B. Examining these circumstances in light of the legal principles as seen earlier, although the Defendant’s assertion that the sales price of the filling station by LPG business operators was almost the same during the instant agreement period, importer was almost the same, and the Plaintiff was notified to the Plaintiff and other LPG business operators, and there were circumstances where the Plaintiff and other LPG business operators were at a staff meeting, etc. or contact with their employees, the circumstances for ratification of the communication with the intent to make a pricing agreement between the Plaintiff and the Plaintiff and other business operators are limited, while the circumstances for ratification of the communication with the intent to maximize their own interests are limited, the Plaintiff continued for a considerable period of time to be deemed to have committed an act that would normally be incompatible with those of other business operators in collusion with the other business operators with the intent to maximize their interests. Therefore, it is difficult to deem that the Plaintiff was involved in the instant agreement by communicating with the other

C. Nevertheless, the lower court determined that the Plaintiff, solely based on its stated reasoning, could have impliedly agreed with other enterprisers regarding the determination of LPG price during the agreement period, or have participated in such agreement.

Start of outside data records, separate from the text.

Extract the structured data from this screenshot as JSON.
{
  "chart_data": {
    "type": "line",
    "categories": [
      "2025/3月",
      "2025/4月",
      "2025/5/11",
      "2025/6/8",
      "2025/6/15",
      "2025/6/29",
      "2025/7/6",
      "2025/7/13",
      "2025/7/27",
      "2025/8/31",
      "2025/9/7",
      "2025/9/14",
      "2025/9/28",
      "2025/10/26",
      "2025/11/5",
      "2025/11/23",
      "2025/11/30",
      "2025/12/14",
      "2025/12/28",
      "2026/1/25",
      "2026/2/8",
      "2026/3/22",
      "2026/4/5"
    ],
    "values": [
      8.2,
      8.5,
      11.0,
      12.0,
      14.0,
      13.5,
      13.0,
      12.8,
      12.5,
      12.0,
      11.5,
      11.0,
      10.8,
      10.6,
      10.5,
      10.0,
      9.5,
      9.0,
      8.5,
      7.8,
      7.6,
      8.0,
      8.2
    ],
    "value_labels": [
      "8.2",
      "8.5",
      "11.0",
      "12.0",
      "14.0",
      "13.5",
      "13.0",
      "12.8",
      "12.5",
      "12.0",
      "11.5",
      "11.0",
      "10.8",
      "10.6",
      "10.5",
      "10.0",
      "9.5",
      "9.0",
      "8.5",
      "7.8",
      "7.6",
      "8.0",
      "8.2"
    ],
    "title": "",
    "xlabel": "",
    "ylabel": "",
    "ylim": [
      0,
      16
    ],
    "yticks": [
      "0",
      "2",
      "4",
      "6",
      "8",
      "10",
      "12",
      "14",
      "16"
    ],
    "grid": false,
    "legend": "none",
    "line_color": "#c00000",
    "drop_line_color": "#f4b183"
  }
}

In so doing, the lower court erred by misapprehending the legal doctrine on the establishment of an “unfair collaborative act” under the Fair Trade Act, thereby failing to exhaust all necessary deliberations, or by exceeding the bounds of the principle of free evaluation of evidence by violating logical and empirical rules. The allegation in the grounds of appeal assigning this error

4. Therefore, the lower judgment is reversed, and the case is remanded to the lower court for further proceedings consistent with this Opinion. It is so decided as per Disposition by the assent of all participating Justices on the bench.